Joy Watters reviews the Bennett double helping at Pitlochry.
Alan Bennett's double bill treats of two meetings—one real, one imagined—involving two members of the Cambridge Spies. The first, An Englishman Abroad, first seen on TV, tells of actress Coral Browne, on tour to Moscow in 1958, meeting exiled agent Guy Burgess. A Question of Attribution focusses on Anthony Blunt, eminent art historian and Surveyor of the Queen's Pictures. Granted immunity from prosecution for telling all, Blunt is shown being questioned by the security services and by chance encountering the Queen.
Of both chamber works, thoughtfully directed by Richard Baron, the first is a much more engaging piece of work, funny and sad, primarily since Burgess was much more of an extrovert.
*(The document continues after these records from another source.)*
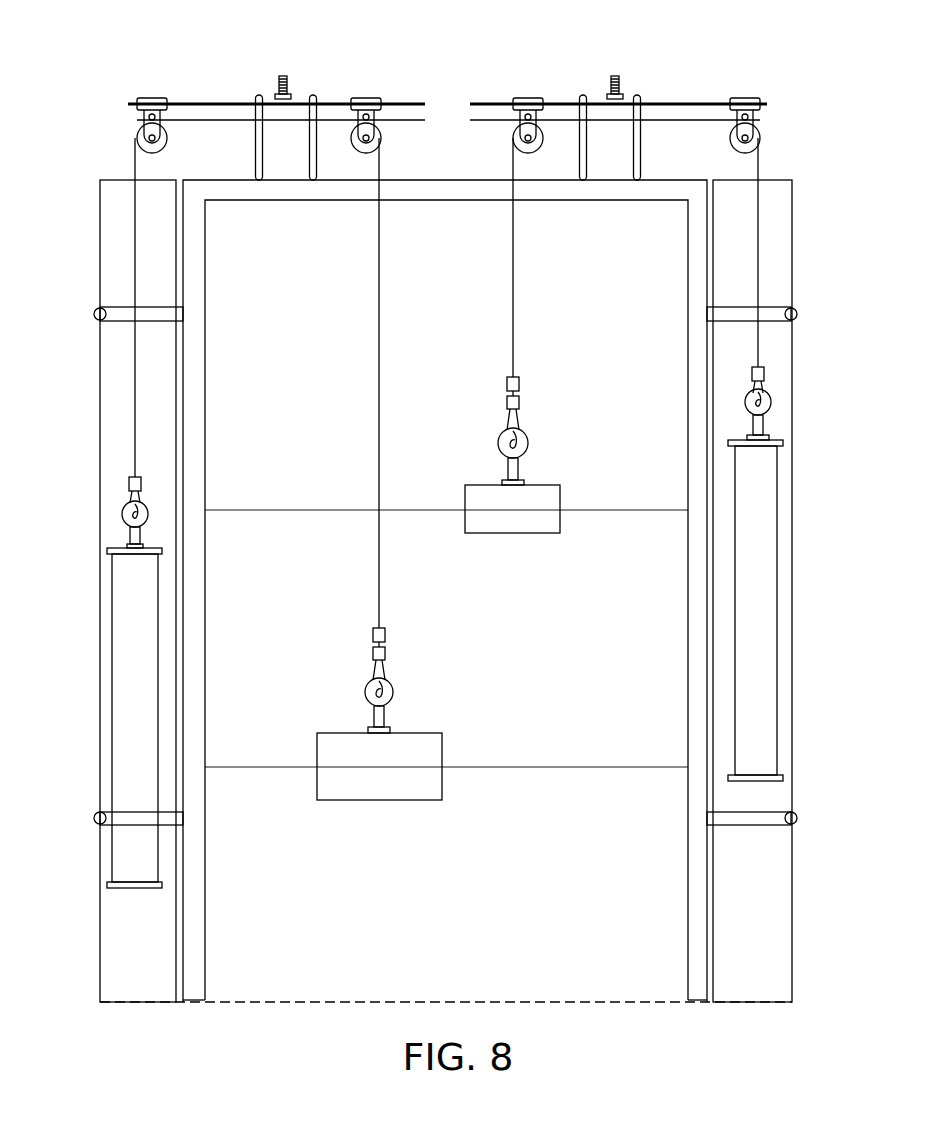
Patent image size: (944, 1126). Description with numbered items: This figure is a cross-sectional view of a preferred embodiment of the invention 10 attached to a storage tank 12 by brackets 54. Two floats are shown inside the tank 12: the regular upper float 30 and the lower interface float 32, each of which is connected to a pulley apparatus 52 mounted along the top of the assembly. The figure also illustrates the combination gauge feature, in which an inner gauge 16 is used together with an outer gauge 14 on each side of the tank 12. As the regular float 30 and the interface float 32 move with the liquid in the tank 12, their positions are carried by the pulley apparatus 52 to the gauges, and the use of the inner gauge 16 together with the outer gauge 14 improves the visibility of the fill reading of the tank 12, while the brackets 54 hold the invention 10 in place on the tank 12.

The invention 10 is at (184, 50).
The storage tank 12 is at (690, 265).
The outer gauge 14 is at (100, 437).
The inner gauge 16 is at (123, 748).
The regular float 30 is at (520, 533).
The interface float 32 is at (393, 800).
The pulley apparatus 52 is at (600, 100).
The brackets 54 is at (804, 289).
Greg Wagland and Basienka Blake excel as Burgess and Browne in this real-life tale. Wagland captures the contradictory nature of the man living in limbo in a seedy flat far from the country he betrayed. He still loves the gossip and trappings of his native land, beseeching the actress for both. Blake beautifully conveys the older woman, turning from soigne to Aussie twang when Burgess becomes particularly annoying.
In the companion piece, Blunt presents as a self-regarding academic rather reserved and removed from reality. A Question of Attribution shows Blunt revealing the existence of another man in one of the Royal Titians, a character that has been hidden, just as Blunt himself was initially unseen in the spy ring.
Much more cerebral than An Englishman, it does not have the same mixture of emotion and intellect, humour and poignancy at which Bennett particularly excels. Dougal Lee captures the insularity and self-regarding nature of the academic, quietly pleased with himself. Lee leavens the piece in his approach as the theme, comparing hidden agent and hidden figure in painting, is rather overstated in the writing. Also the female catalyst in the second play, Basienka Blake is admirably regal and intelligent.